I was wondering if anyone could help me with the following question specifically:
The continuous random variables $X_1$ and $X_2$ have the following joint probability density function: $$f(x_1,x_2)=\frac2{27}$$ over $0< x_1< 3$ and $0< x_2< 9-3x_1.$
Find $$E(X_1\mid X_2=5).$$
I tried to use the method of integrating $xh(x_1\mid x_2)$ but I couldn't get it to work.

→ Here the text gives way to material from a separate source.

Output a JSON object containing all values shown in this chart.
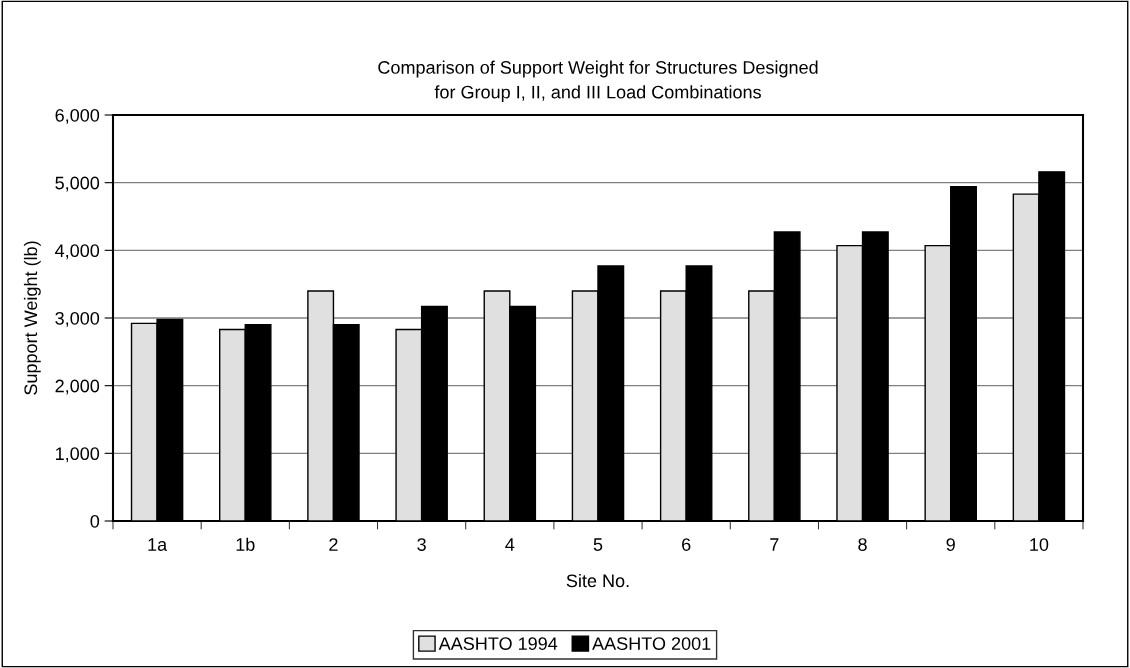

Thank you in advance!
Best Answer
Detailed calculation using no intuition
The conditional expectation of $X_1$ given that $X_2=5$ can be calculated if we know the corresponding conditional density, $f_{X_2\mid X_1=5}(x_2).$ This conditional density can be calculated as follows:
$$f_{X_1\mid X_2=5}(x_1)=\frac{f_{X_1,X_2}(x_1,5)}{f_{X_2}(5)}=\frac{\frac2{27}}{f_{X_2}(5)}$$ where $f_{X_2}(5)$ is the marginal pdf of $X_2$ at $x_2=5$.
Now, the marginal density of $X_2$ is the integral of the common density with respect to $x_1$:
$$f_{X_2}(x_2)=\int_0^{3-\frac13x_2}f(x_1,x_2)\ dx_1=\frac2{27}\left(3-\frac13x_2\right)$$ if $0\leq x_2\leq 9$ So, $$f_{X_2}(5)=\frac8{3^4}.$$
That is $$f_{X_1\mid X_2=5}(x_1)=\frac34$$ if $0\leq x_1\leq \frac43$.
Indeed, this is uniform over $[0,\frac43]$ . The conditional expectation is then $$\frac23$$ (half of $\frac43$) "because"
$$\frac34\int_0^{\frac43}x_1\ dx_1=\frac23.$$